Debris spread for miles, turning the Bay into an obstacle course for watermen at the height of crab season.

“Everything from firewood, to propane tanks to hot water heaters,” explained waterman Tony Conrad.

Then this fall, it kept other watermen ashore, after freshwater from Lee killed off oysters in the northern bay.

“When we went out there in November, they were all dead,” Barry Sweitzer, a waterman, said. “Some of those bars were 100 percent dead.”

But what worried researchers is what all that force was doing to bay grasses.

“See that ribbon-like grass? That’s wild celery, which is head of the bay stuff,” John Page Williams of the Chesapeake Bay Foundation said. “Pretty good odds most of it’s from the flats.”

He means the Susquehanna flats, where the river merges with the Bay. It was feared one of the largest collection of grasses was damaged or destroyed.

“The good news is, they’re still there,” said Lee Karrh of the Department of Natural Resources Assessment Service. “That’s the thing we’re most excited about is they survived the tropical storms that came through.”

A recently completed aerial survey showed most of the flat’s 16,000 acres of underwater grasses made it, and because they did, a lot of other life gets a shot as well.

“They’re a major habitat for fish and shellfish, and they also provide food for waterfowl,” Karrh said.

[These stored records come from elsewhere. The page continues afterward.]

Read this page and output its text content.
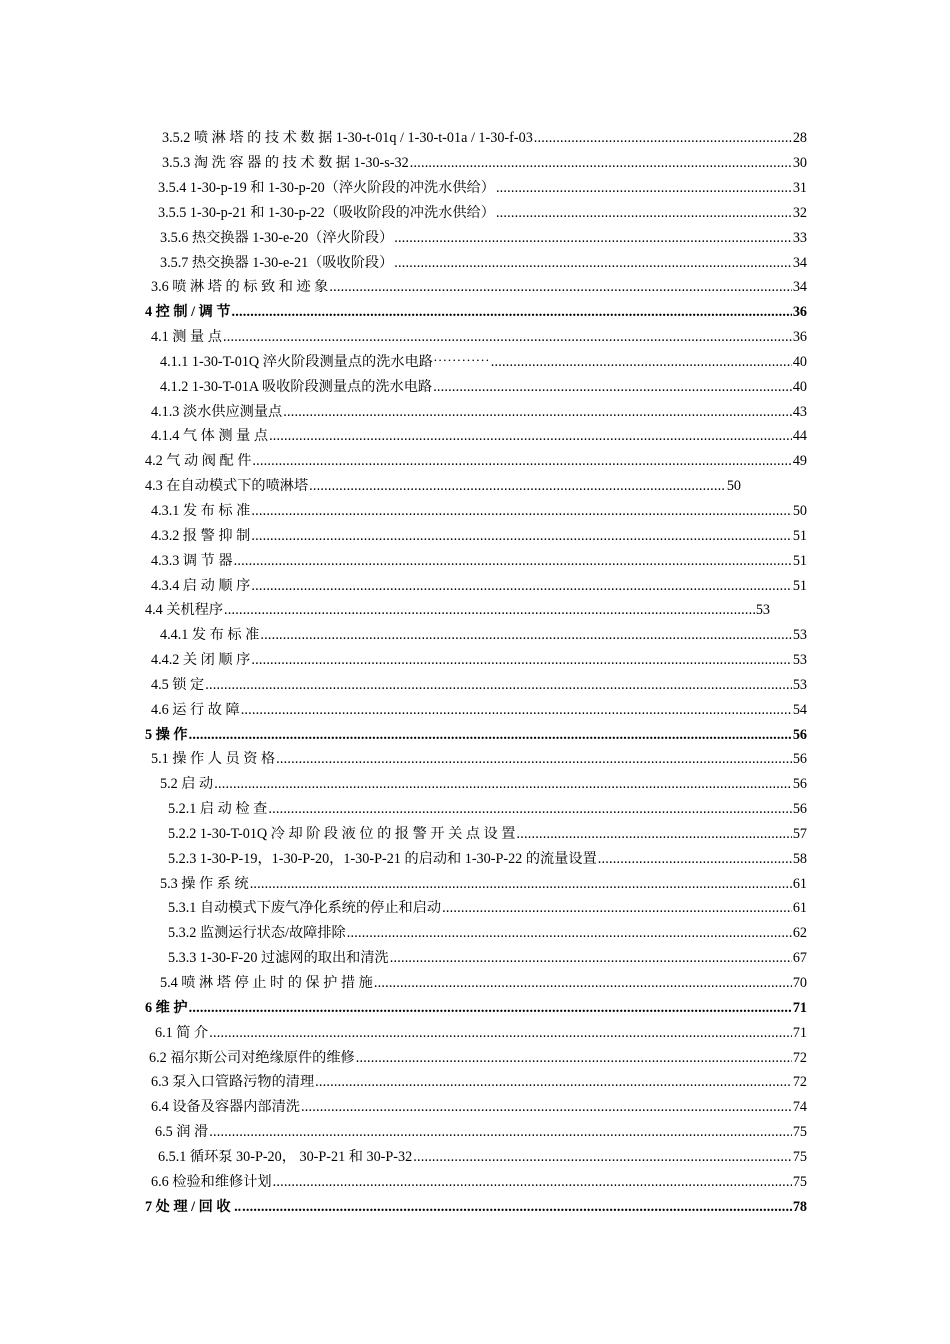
3.5.2 喷 淋 塔 的 技 术 数 据 1-30-t-01q / 1-30-t-01a / 1-30-f-03 .....	28
3.5.3 淘 洗 容 器 的 技 术 数 据 1-30-s-32 .....	30
3.5.4 1-30-p-19 和 1-30-p-20（淬火阶段的冲洗水供给） .....	31
3.5.5 1-30-p-21 和 1-30-p-22（吸收阶段的冲洗水供给） .....	32
3.5.6 热交换器 1-30-e-20（淬火阶段） .....	33
3.5.7 热交换器 1-30-e-21（吸收阶段） .....	34
3.6 喷 淋 塔 的 标 致 和 迹 象 .....	34
4 控 制 / 调 节 .....	36
4.1 测 量 点 .....	36
4.1.1 1-30-T-01Q 淬火阶段测量点的洗水电路⋯⋯⋯⋯ .....	40
4.1.2 1-30-T-01A 吸收阶段测量点的洗水电路 .....	40
4.1.3 淡水供应测量点 .....	43
4.1.4 气 体 测 量 点 .....	44
4.2 气 动 阀 配 件 .....	49
4.3 在自动模式下的喷淋塔 .....	50
4.3.1 发 布 标 准 .....	50
4.3.2 报 警 抑 制 .....	51
4.3.3 调 节 器 .....	51
4.3.4 启 动 顺 序 .....	51
4.4 关机程序 .....	53
4.4.1 发 布 标 准 .....	53
4.4.2 关 闭 顺 序 .....	53
4.5 锁 定 .....	53
4.6 运 行 故 障 .....	54
5 操 作 .....	56
5.1 操 作 人 员 资 格 .....	56
5.2 启 动 .....	56
5.2.1 启 动 检 查 .....	56
5.2.2 1-30-T-01Q 冷 却 阶 段 液 位 的 报 警 开 关 点 设 置 .....	57
5.2.3 1-30-P-19，1-30-P-20，1-30-P-21 的启动和 1-30-P-22 的流量设置 .....	58
5.3 操 作 系 统 .....	61
5.3.1 自动模式下废气净化系统的停止和启动 .....	61
5.3.2 监测运行状态/故障排除 .....	62
5.3.3 1-30-F-20 过滤网的取出和清洗 .....	67
5.4 喷 淋 塔 停 止 时 的 保 护 措 施 .....	70
6 维 护 .....	71
6.1 简 介 .....	71
6.2 福尔斯公司对绝缘原件的维修 .....	72
6.3 泵入口管路污物的清理 .....	72
6.4 设备及容器内部清洗 .....	74
6.5 润 滑 .....	75
6.5.1 循环泵 30-P-20， 30-P-21 和 30-P-32 .....	75
6.6 检验和维修计划 .....	75
7 处 理 / 回 收 .. .....	78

But in the past, the plants were no match for this force.

“Agnes decimated everything up on the flats, but Agnes came in June,” Williams said.

It turns out, timing may have played a big part in the grasses survival.

“It would have made a huge difference,” Karrh said. “Hurricane Agnes in 1972 came through in June, when plants on the Susquehanna flats were just starting to come up and if that had happened with Tropical Storm Lee, it would have been much more severe.”

And a real blow to a bay struggling to recover.

To give you an idea of the kind of force at play, Tropical Storm Lee pumped 29 trillion gallons of water into the Chesapeake Bay.